I'm using some flow context here and there. So I checked its size using a small code snippet. The flow context size is well below 1Mb in each flow.
I've tried limiting the number of incoming messages from MQTT with a delay node, set to 'limit messages per topic'. I set it so the number of incoming messages is reduced by 80%. This actually removed the issue! Memory hovers around 400Mb, as it was before all the issues, and has stayed that way for 24 hours Note that reducing the incoming messages by 50% was not enough.
Naturally, at this point I was assuming an inefficiency in my flow somewhere, causing messages to build up at a certain node. I've placed (many!) debug nodes set to 'count the number of messages', usually right before and after the SQL queries.

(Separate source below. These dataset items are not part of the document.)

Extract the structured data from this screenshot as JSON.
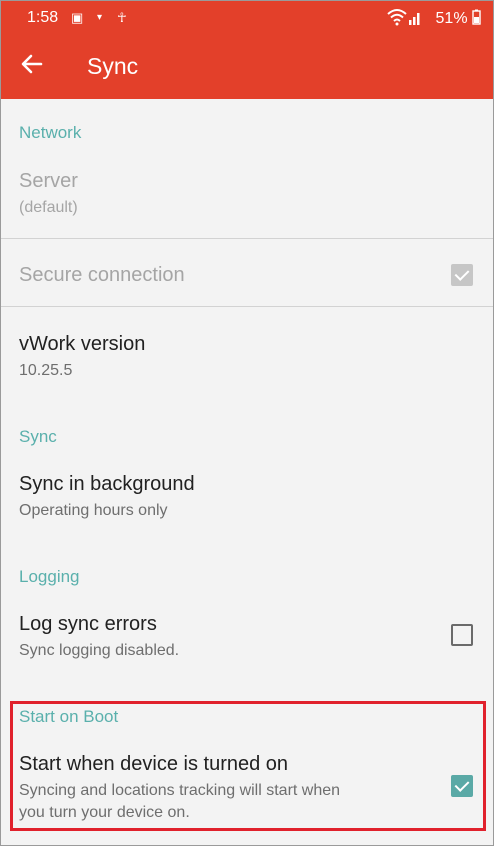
{
  "status_bar": {
    "time": "1:58",
    "battery": "51%",
    "icons": [
      "notification-icon",
      "dropdown-icon",
      "accessibility-icon",
      "wifi-icon",
      "signal-icon"
    ]
  },
  "app_bar": {
    "title": "Sync",
    "back_icon": "back-arrow-icon"
  },
  "colors": {
    "accent": "#e3402a",
    "section_header": "#5ab0ac",
    "checkbox_checked": "#5aa9a6",
    "highlight_border": "#e0212c"
  },
  "sections": {
    "network": {
      "header": "Network",
      "server_title": "Server",
      "server_value": "(default)",
      "secure_title": "Secure connection",
      "secure_checked": true,
      "version_title": "vWork version",
      "version_value": "10.25.5"
    },
    "sync": {
      "header": "Sync",
      "bg_title": "Sync in background",
      "bg_value": "Operating hours only"
    },
    "logging": {
      "header": "Logging",
      "log_title": "Log sync errors",
      "log_value": "Sync logging disabled.",
      "log_checked": false
    },
    "boot": {
      "header": "Start on Boot",
      "start_title": "Start when device is turned on",
      "start_desc_line1": "Syncing and locations tracking will start when",
      "start_desc_line2": "you turn your device on.",
      "start_checked": true
    }
  }
}
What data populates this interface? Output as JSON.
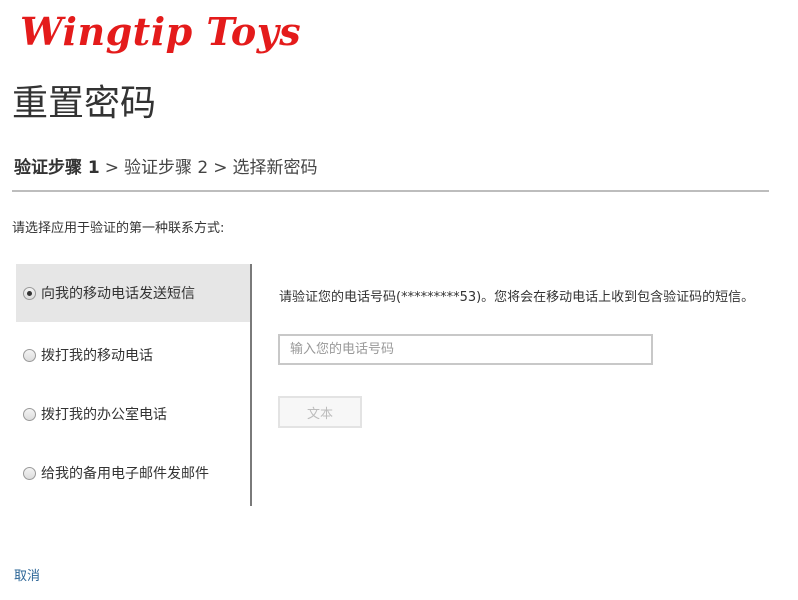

However, I'm not seeing the expected buildup of messages anywhere, not even when things have already slowed down considerably.
The heap dump
In an attempt to get more clues, I took 3 heapdumps with node-red-contrib-heap-dump. The first was taken 5 minutes after startup, the others 20 and 30 minutes after startup. The first screenshot shows that after 30 minutes, there are 1.3 million objects more than at the first point in time, corresponding to a growth of about 57Mb.
Note: using top in linux, I can see that the difference in memory used by node-red between the same 2 points in time is a lot more: about 600 Mb. Not sure what to make of this.
Finally, the second screenshot explains the title of this post.
I see 100.000+ objects that all have a very similar 'retainers' profile. They seem to be retained by clearImmediate
, which doesn't seem to be clearing much, as it's holding on to 80Mb worth of objects. I don't recognize anything of my own code in this 'retainers' profile, making it hard to know what I'm dealing with. Of course, I understand that the origin of the problem could still be my own code
Does anyone know what clearImmediate and CommsConnection refer to?
Can they have anything to do with node-red-node-mysql
?
If found this about commsConnection.
But that may be a red herring, because I usually don't have the editor open in the hours before a crash.
Thanks for any help, I've been struggling with this for almost 2 weeks!